The arrests in New London had raised questions from community members about how certain people attained their positions in the district, inferring that some employees were hired or protected based on who they knew in the district.

Passero expects Eagan’s letter should be useful for school Superintendent Cynthia Ritchie to use as a blueprint to compare to the initiatives already underway to address the situation in the district.

“Is there any of this they haven’t thought of or focused on?” Passero said.

Ritchie has provided Eagan’s office with a comprehensive list of new and continuing initiatives that include an updated incident and complaint reporting link on the district website and development of a phone app that will allow students 24-hour anonymous reporting opportunities.

The district also has expanded staff professional development, is at the beginning stages of a restructuring of the human resources department and created a new anonymous bullying reporting form.

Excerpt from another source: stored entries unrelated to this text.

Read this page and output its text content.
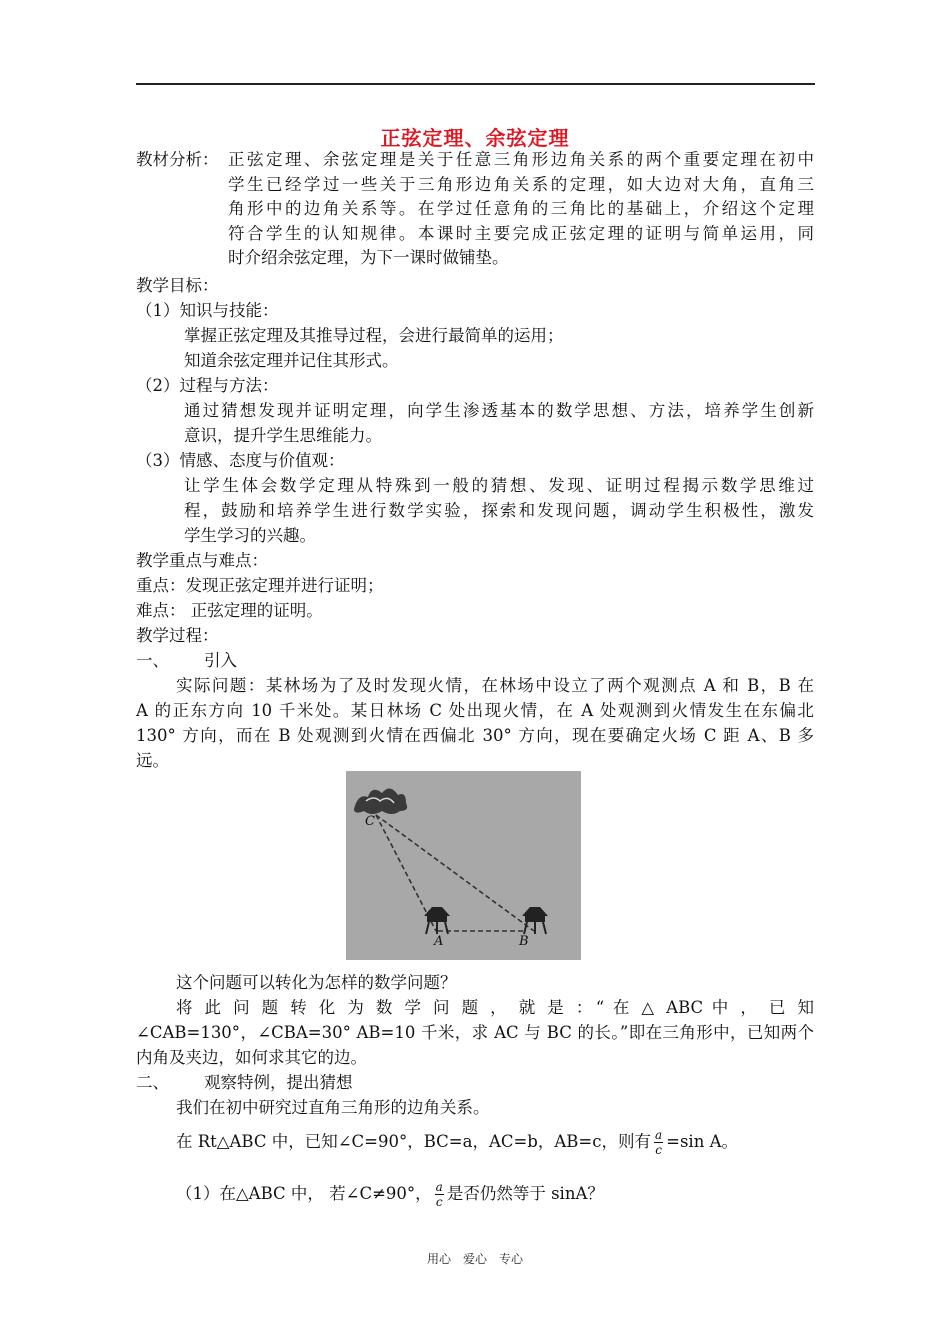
正弦定理、余弦定理
教材分析： 正弦定理、余弦定理是关于任意三角形边角关系的两个重要定理在初中
学生已经学过一些关于三角形边角关系的定理，如大边对大角，直角三
角形中的边角关系等。在学过任意角的三角比的基础上，介绍这个定理
符合学生的认知规律。本课时主要完成正弦定理的证明与简单运用，同
时介绍余弦定理，为下一课时做铺垫。
教学目标：
（1）知识与技能：
掌握正弦定理及其推导过程，会进行最简单的运用；
知道余弦定理并记住其形式。
（2）过程与方法：
通过猜想发现并证明定理，向学生渗透基本的数学思想、方法，培养学生创新
意识，提升学生思维能力。
（3）情感、态度与价值观：
让学生体会数学定理从特殊到一般的猜想、发现、证明过程揭示数学思维过
程，鼓励和培养学生进行数学实验，探索和发现问题，调动学生积极性，激发
学生学习的兴趣。
教学重点与难点：
重点：发现正弦定理并进行证明；
难点： 正弦定理的证明。
教学过程：
一、 引入
实际问题：某林场为了及时发现火情，在林场中设立了两个观测点 A 和 B，B 在
A 的正东方向 10 千米处。某日林场 C 处出现火情，在 A 处观测到火情发生在东偏北
130° 方向，而在 B 处观测到火情在西偏北 30° 方向，现在要确定火场 C 距 A、B 多
远。
C
A	B
这个问题可以转化为怎样的数学问题？
将 此 问 题 转 化 为 数 学 问 题 ， 就 是 ：“ 在 △ ABC 中 ， 已 知
∠CAB=130°，∠CBA=30° AB=10 千米，求 AC 与 BC 的长。”即在三角形中，已知两个
内角及夹边，如何求其它的边。
二、 观察特例，提出猜想
我们在初中研究过直角三角形的边角关系。
在 Rt△ABC 中，已知∠C=90°，BC=a，AC=b，AB=c，则有 $\frac{a}{c} =\sin$ A。
（1）在△ABC 中， 若∠C≠90°， $\frac{a}{c}$ 是否仍然等于 sinA？
用心　爱心　专心
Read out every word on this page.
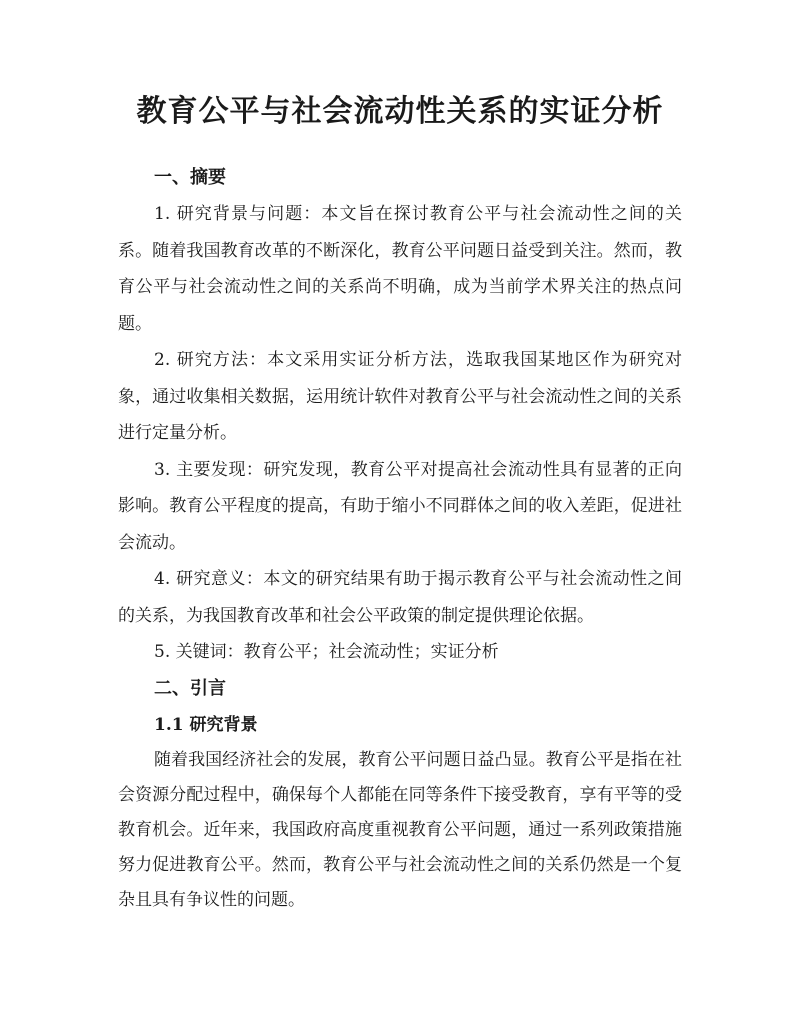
教育公平与社会流动性关系的实证分析
一、摘要

1. 研究背景与问题：本文旨在探讨教育公平与社会流动性之间的关系。随着我国教育改革的不断深化，教育公平问题日益受到关注。然而，教育公平与社会流动性之间的关系尚不明确，成为当前学术界关注的热点问题。

2. 研究方法：本文采用实证分析方法，选取我国某地区作为研究对象，通过收集相关数据，运用统计软件对教育公平与社会流动性之间的关系进行定量分析。

3. 主要发现：研究发现，教育公平对提高社会流动性具有显著的正向影响。教育公平程度的提高，有助于缩小不同群体之间的收入差距，促进社会流动。

4. 研究意义：本文的研究结果有助于揭示教育公平与社会流动性之间的关系，为我国教育改革和社会公平政策的制定提供理论依据。

5. 关键词：教育公平；社会流动性；实证分析

二、引言
1.1 研究背景

随着我国经济社会的发展，教育公平问题日益凸显。教育公平是指在社会资源分配过程中，确保每个人都能在同等条件下接受教育，享有平等的受教育机会。近年来，我国政府高度重视教育公平问题，通过一系列政策措施努力促进教育公平。然而，教育公平与社会流动性之间的关系仍然是一个复杂且具有争议性的问题。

“We, as a district, have continued to forge ahead, implementing several new actions and accomplishing many goals in line with our District’s Improvement Plan,” said Ritchie, who is in her first year leading the district.

Ritchie said she looked forward to meeting with staff from the Office of the Child Advocate “to gather their insight and be able to discuss our district initiatives.”

Eagan, in her letter, said she anticipates more records to be submitted by the district, including the human resources audit, and expects meetings with district administrators in the coming weeks.